Another key consideration for the clinical translation of this type of diagnostic model is the need to address regulatory hurdles, system integration, and clinician training. From a regulatory perspective, AI-based diagnostic tools must undergo thorough validation and certification before being adopted in routine clinical workflows. Ensuring compliance with relevant medical device regulations and obtaining approval from health authorities is a necessary step before clinical deployment. Additionally, the integration of these tools into hospital information systems poses significant technical challenges, as compatibility with electronic health records and existing pathology software must be ensured. Seamless integration is crucial to allow clinicians to access AI-supported diagnostic results within their established workflows. Finally, effective clinician training is essential to maximise the benefits of AI systems. Healthcare professionals must be familiar with the capabilities and limitations of these models, and training programs should be designed to help them interpret AI outputs and incorporate them into their decision-making process. Without adequate training, there is a risk of over-reliance or misuse of AI-generated results. Addressing these regulatory, technical, and educational aspects will be critical for the successful adoption and clinical impact of the proposed diagnostic framework.
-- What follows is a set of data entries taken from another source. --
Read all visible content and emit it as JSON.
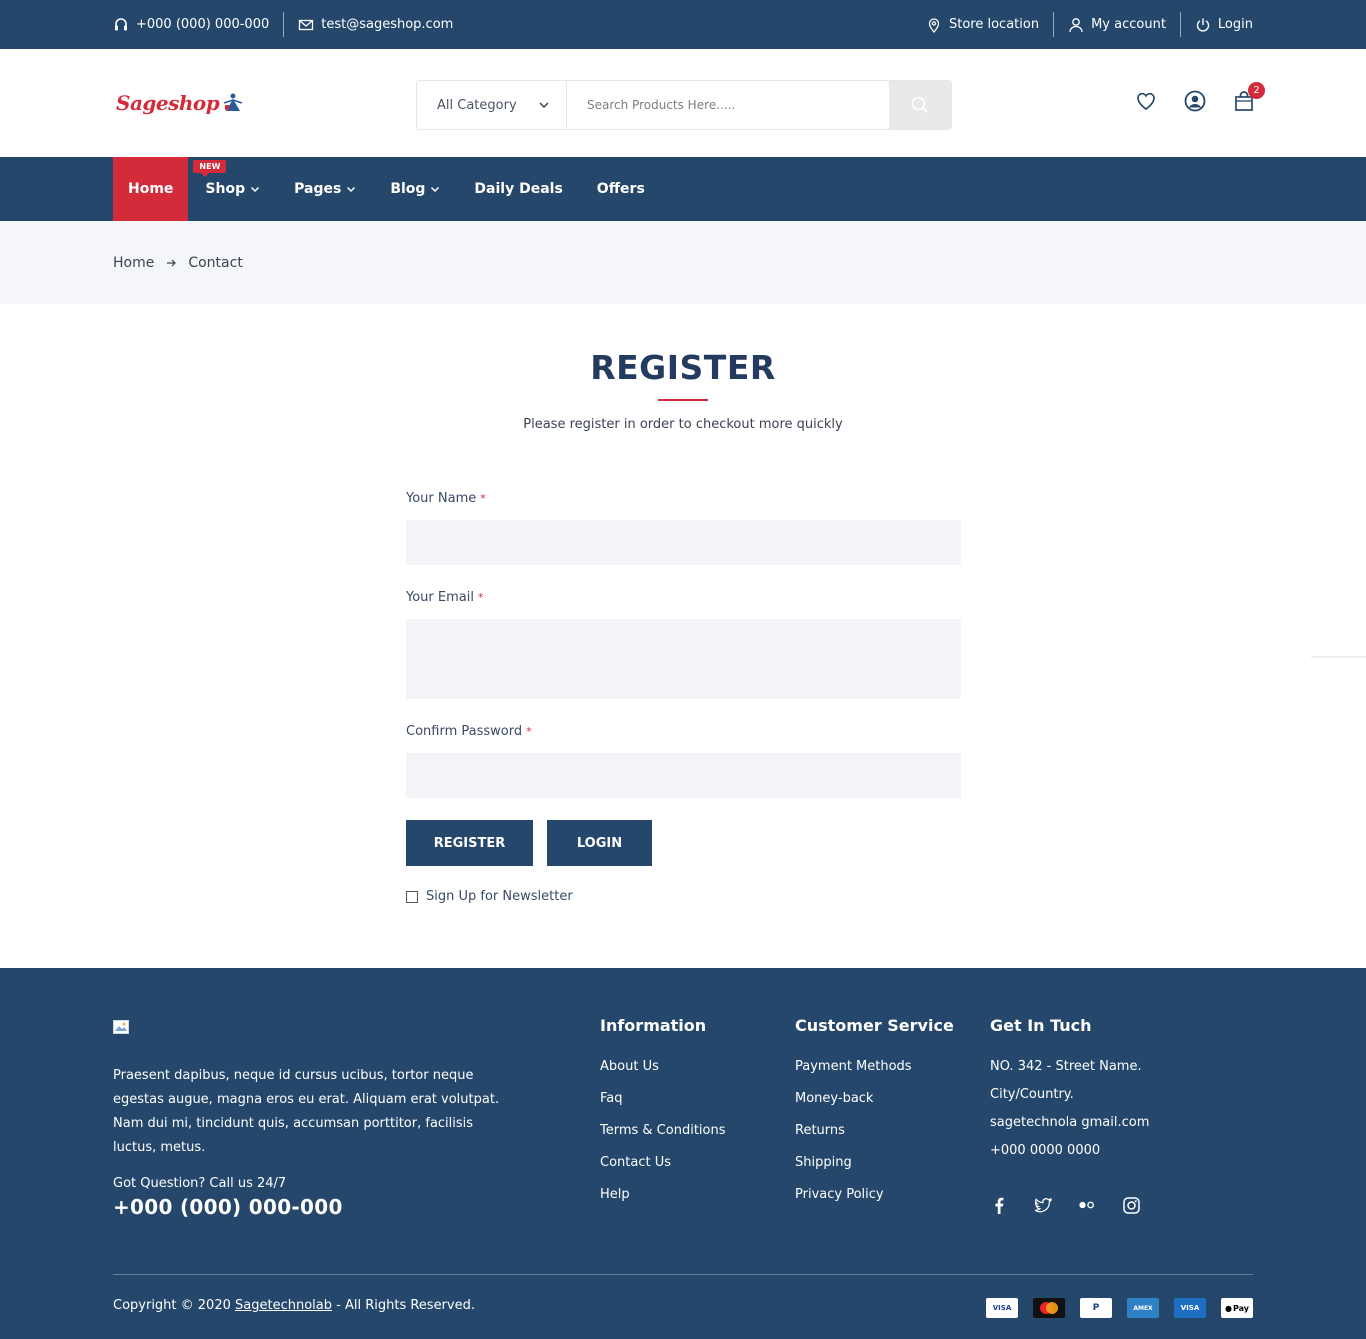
{
  "topbar": {
    "phone": "+000 (000) 000-000",
    "email": "test@sageshop.com",
    "store_location": "Store location",
    "my_account": "My account",
    "login": "Login"
  },
  "header": {
    "logo_text": "Sageshop",
    "category_label": "All Category",
    "search_placeholder": "Search Products Here.....",
    "cart_count": "2"
  },
  "nav": {
    "items": [
      {
        "label": "Home",
        "active": true
      },
      {
        "label": "Shop",
        "badge": "NEW"
      },
      {
        "label": "Pages"
      },
      {
        "label": "Blog"
      },
      {
        "label": "Daily Deals"
      },
      {
        "label": "Offers"
      }
    ]
  },
  "breadcrumb": {
    "items": [
      "Home",
      "Contact"
    ]
  },
  "register": {
    "title": "REGISTER",
    "subtitle": "Please register in order to checkout more quickly",
    "name_label": "Your Name",
    "email_label": "Your Email",
    "confirm_label": "Confirm Password",
    "required_mark": "*",
    "register_button": "REGISTER",
    "login_button": "LOGIN",
    "newsletter_label": "Sign Up for Newsletter"
  },
  "footer": {
    "about": "Praesent dapibus, neque id cursus ucibus, tortor neque egestas augue, magna eros eu erat. Aliquam erat volutpat. Nam dui mi, tincidunt quis, accumsan porttitor, facilisis luctus, metus.",
    "question": "Got Question? Call us 24/7",
    "phone": "+000 (000) 000-000",
    "information": {
      "title": "Information",
      "items": [
        "About Us",
        "Faq",
        "Terms & Conditions",
        "Contact Us",
        "Help"
      ]
    },
    "customer_service": {
      "title": "Customer Service",
      "items": [
        "Payment Methods",
        "Money-back",
        "Returns",
        "Shipping",
        "Privacy Policy"
      ]
    },
    "get_in_touch": {
      "title": "Get In Tuch",
      "items": [
        "NO. 342 - Street Name.",
        "City/Country.",
        "sagetechnola gmail.com",
        "+000 0000 0000"
      ]
    },
    "social": [
      "facebook-icon",
      "twitter-icon",
      "flickr-icon",
      "instagram-icon"
    ],
    "copyright_prefix": "Copyright © 2020 ",
    "copyright_link": "Sagetechnolab",
    "copyright_suffix": " - All Rights Reserved.",
    "payments": [
      "VISA",
      "mastercard",
      "PayPal",
      "AMEX",
      "VISA",
      "Pay"
    ]
  },
  "colors": {
    "primary": "#25476b",
    "accent": "#d42b3a",
    "input_bg": "#f3f4f8",
    "breadcrumb_bg": "#f4f6f9"
  }
}
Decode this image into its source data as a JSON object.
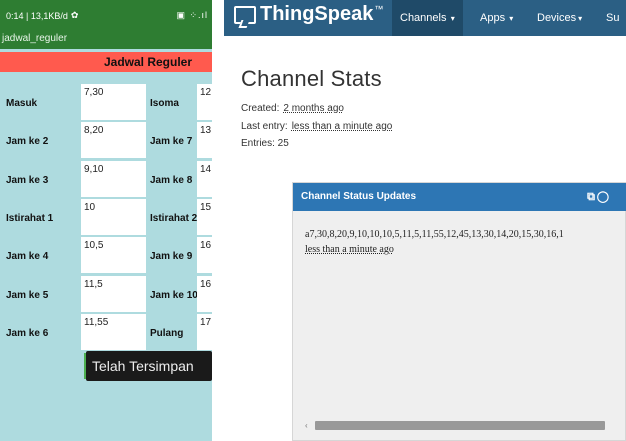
{
  "phone": {
    "status_text": "0:14 | 13,1KB/d",
    "status_icons": "▣ ⁘.ıl",
    "app_title": "jadwal_reguler",
    "header": "Jadwal Reguler",
    "rows": [
      {
        "l1": "Masuk",
        "v1": "7,30",
        "l2": "Isoma",
        "v2": "12"
      },
      {
        "l1": "Jam ke 2",
        "v1": "8,20",
        "l2": "Jam ke 7",
        "v2": "13"
      },
      {
        "l1": "Jam ke 3",
        "v1": "9,10",
        "l2": "Jam ke 8",
        "v2": "14"
      },
      {
        "l1": "Istirahat 1",
        "v1": "10",
        "l2": "Istirahat 2",
        "v2": "15"
      },
      {
        "l1": "Jam ke 4",
        "v1": "10,5",
        "l2": "Jam ke 9",
        "v2": "16"
      },
      {
        "l1": "Jam ke 5",
        "v1": "11,5",
        "l2": "Jam ke 10",
        "v2": "16"
      },
      {
        "l1": "Jam ke 6",
        "v1": "11,55",
        "l2": "Pulang",
        "v2": "17"
      }
    ],
    "toast": "Telah Tersimpan",
    "colors": {
      "status": "#2e7d32",
      "header": "#ff5a4e",
      "background": "#aedbdf"
    }
  },
  "ts": {
    "brand": "ThingSpeak",
    "brand_tm": "™",
    "nav": {
      "channels": "Channels",
      "apps": "Apps",
      "devices": "Devices",
      "support": "Su"
    },
    "page_title": "Channel Stats",
    "created_label": "Created:",
    "created_value": "2 months ago",
    "last_entry_label": "Last entry:",
    "last_entry_value": "less than a minute ago",
    "entries": "Entries: 25",
    "panel_title": "Channel Status Updates",
    "panel_icons": {
      "external": "external-link-icon",
      "comment": "comment-icon"
    },
    "update_text": "a7,30,8,20,9,10,10,10,5,11,5,11,55,12,45,13,30,14,20,15,30,16,1",
    "update_time": "less than a minute ago",
    "colors": {
      "navbar": "#2b5f84",
      "panel_head": "#2d76b4"
    }
  }
}
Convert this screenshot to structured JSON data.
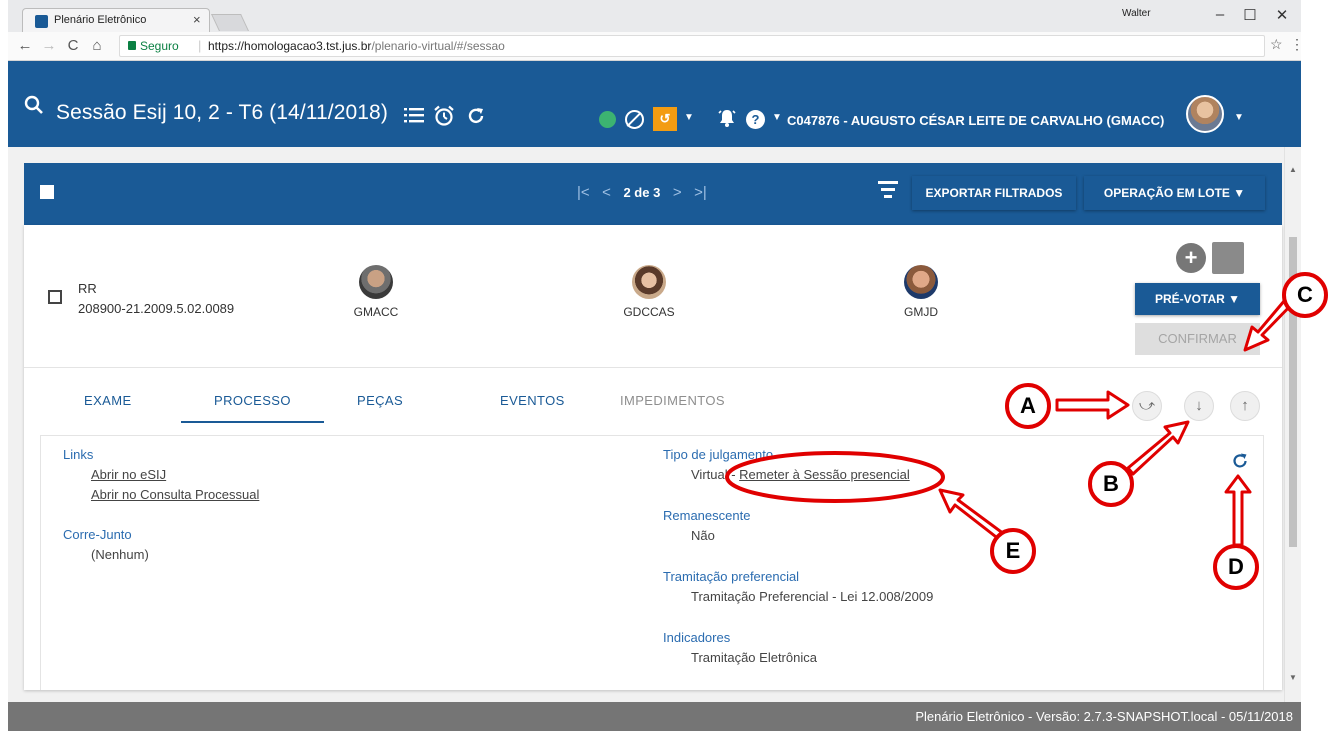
{
  "browser": {
    "tab_title": "Plenário Eletrônico",
    "tab_close": "×",
    "user": "Walter",
    "minimize": "–",
    "maximize": "☐",
    "close": "✕",
    "secure_label": "Seguro",
    "url_host": "https://homologacao3.tst.jus.br",
    "url_path": "/plenario-virtual/#/sessao",
    "back": "←",
    "forward": "→",
    "reload": "C",
    "home": "⌂",
    "star": "☆",
    "menu": "⋮"
  },
  "header": {
    "title": "Sessão Esij 10, 2 - T6 (14/11/2018)",
    "user": "C047876 - AUGUSTO CÉSAR LEITE DE CARVALHO (GMACC)",
    "sync_label": "↺"
  },
  "toolbar": {
    "pager_first": "|<",
    "pager_prev": "<",
    "pager_current": "2 de 3",
    "pager_next": ">",
    "pager_last": ">|",
    "export_label": "EXPORTAR FILTRADOS",
    "lote_label": "OPERAÇÃO EM LOTE ▼"
  },
  "process": {
    "class": "RR",
    "number": "208900-21.2009.5.02.0089",
    "judges": [
      {
        "code": "GMACC"
      },
      {
        "code": "GDCCAS"
      },
      {
        "code": "GMJD"
      }
    ],
    "prevotar_label": "PRÉ-VOTAR ▼",
    "confirmar_label": "CONFIRMAR"
  },
  "tabs": [
    {
      "label": "EXAME"
    },
    {
      "label": "PROCESSO"
    },
    {
      "label": "PEÇAS"
    },
    {
      "label": "EVENTOS"
    },
    {
      "label": "IMPEDIMENTOS"
    }
  ],
  "details": {
    "links_label": "Links",
    "link_esij": "Abrir no eSIJ",
    "link_consulta": "Abrir no Consulta Processual",
    "corre_label": "Corre-Junto",
    "corre_value": "(Nenhum)",
    "tipo_label": "Tipo de julgamento",
    "tipo_value": "Virtual - ",
    "tipo_link": "Remeter à Sessão presencial",
    "remanescente_label": "Remanescente",
    "remanescente_value": "Não",
    "tramitacao_label": "Tramitação preferencial",
    "tramitacao_value": "Tramitação Preferencial - Lei 12.008/2009",
    "indicadores_label": "Indicadores",
    "indicadores_value": "Tramitação Eletrônica"
  },
  "annotations": [
    "A",
    "B",
    "C",
    "D",
    "E"
  ],
  "footer": "Plenário Eletrônico - Versão: 2.7.3-SNAPSHOT.local - 05/11/2018",
  "colors": {
    "primary": "#1a5a96",
    "annotation": "#e00000",
    "accent_orange": "#f39c12",
    "status_green": "#3cb371"
  }
}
7. Conclusions and Future Works

The main aim of this work is the implementation of different hybrid approaches that use DL models and classical ML techniques for the diagnosis of melanoma using histopathological images. Apart from obtaining a model that performs this task accurately and improves the capacities of professionals in the field, we have provided a subjective evaluation that allows us to better understand model hits and misses in certain cases.

The workflow developed in this work comprises the following steps. First, images are cropped into smaller ones to avoid problems of computational capacity derived from the large size of the initial images. This stage also comprises the application of the WSI normalisation algorithm, a particular normalisation method developed particularly for managing histopathological images. After this, we applied a three-stage ML process for the diagnosis of the histopathologies. In the first stage, Autoencoders are used to obtain the most representative features of the images that allow for better discrimination between melanomas and healthy ones. Then, these feature vectors are aggregated by calculating the minimum of their values so they can be introduced into the ML algorithms. Even though different solutions were proposed, the two obtaining the best results were KNN and the RF algorithm. In this case, they obtain an accuracy of about 97.5%, which improves human performance by 9 points. This information has been complemented with other metrics, the calculation of CIs and the inference time. Regarding this, we can conclude that the best solution is the one using KNN

In future work, researchers aim to enhance the present diagnostic method. First, it is necessary to obtain a larger and more balanced dataset to mitigate the class imbalance issue. This will help determine whether current limitations are due to the dataset itself and may also offer insights for clinicians to improve disease diagnosis. Additionally, we propose implementing algorithms that replicate common tasks performed by dermatologists, such as counting mitoses and measuring the distance between the melanoma and the epithelial zone. Other complementary approaches—including the use of dual staining techniques or incorporating molecular analysis in complex cases—could also be explored to improve diagnostic accuracy. Lastly, to better understand how the proposed methods may fail in diagnosis, studies that provide a deeper analysis from a medical perspective are needed. In this way, the following research will include interobserver concordance comparing the performance of an AI classifying model with pathologists’ performance to highlight how digital pathology has the potential to augment the pathologist’s eye with objective information that cannot be gleaned by human examination.